Try this. Take a moment, sit down, take a few breaths, and imagine a good friend is sitting beside you. Notice how your body responds. Does it soften? Does it want to move away? Is it uncomfortable? Does your breath change? Do you cry?

This will give us some clues about how supported and accustomed to support our nervous system is.

And it’s a cycle, the one kind of loneliness leads to more of the other kind of loneliness.

How do we break it?

  • Work with the image I mentioned above over and over and over (a few times a day even).
  • Work with a somatic therapist. I don’t say this so I get your business, but often I will write something here and you’ll need someone in the room to support you in experiencing it. This isn’t because you’re not doing it wrong but because of the nature of the work.
  • Go to places where you have to sit your butt down beside people (my friend’s bottom line praise of AA meetings).
  • Choose connection over screen time. 
  • Choose human contact when you get the option.
  • Understand that it’s not you, it’s about society and it’s about your nervous system, and both can be changed slowly over time.
  • Take a moment at the end of the day, think of a moment of connection with soeone else. Slow down to imagine it and pay attention to how the subtle sensations in your body feel. Do this over and over and over.
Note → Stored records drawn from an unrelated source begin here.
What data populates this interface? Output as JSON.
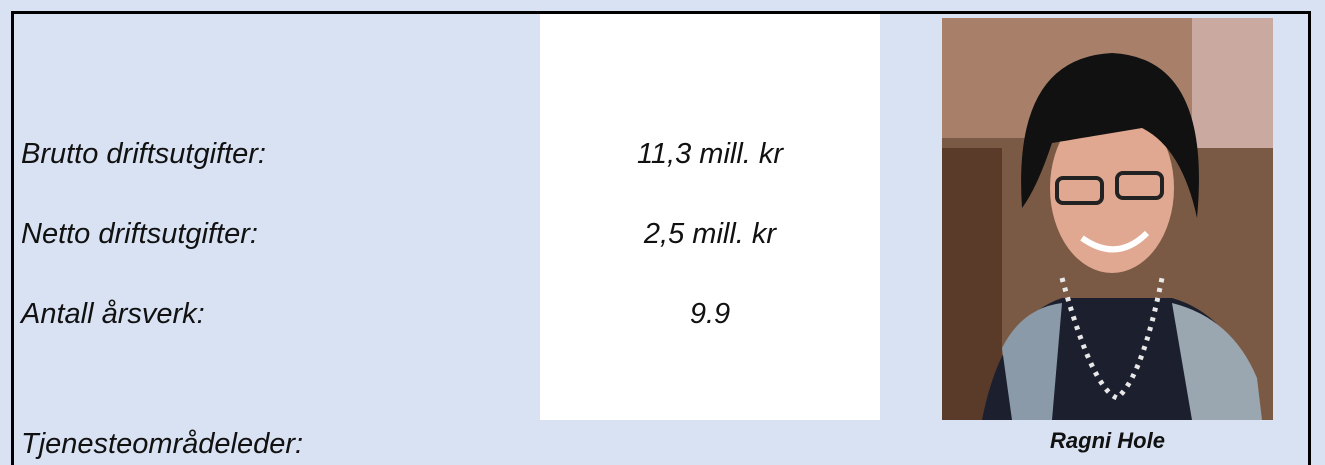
{
  "rows": [
    {
      "label": "Brutto driftsutgifter:",
      "value": "11,3 mill. kr"
    },
    {
      "label": "Netto driftsutgifter:",
      "value": "2,5 mill. kr"
    },
    {
      "label": "Antall årsverk:",
      "value": "9.9"
    }
  ],
  "leader": {
    "title": "Tjenesteområdeleder:",
    "name": "Ragni Hole"
  }
}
When you’re feeling lonely you might also try this tonglen meditation that brings awareness from the narrow view we often have in the middle of pain out to include other humans in the world feeling the same thing.

I hope you are surrounded by kind eyes.

I hope you can slow down and take in those kind eyes.

I hope you soften in their gaze.

And if you aren’t yet able to see them, I hope you learn to see the kind eyes in the world around you and move towards them.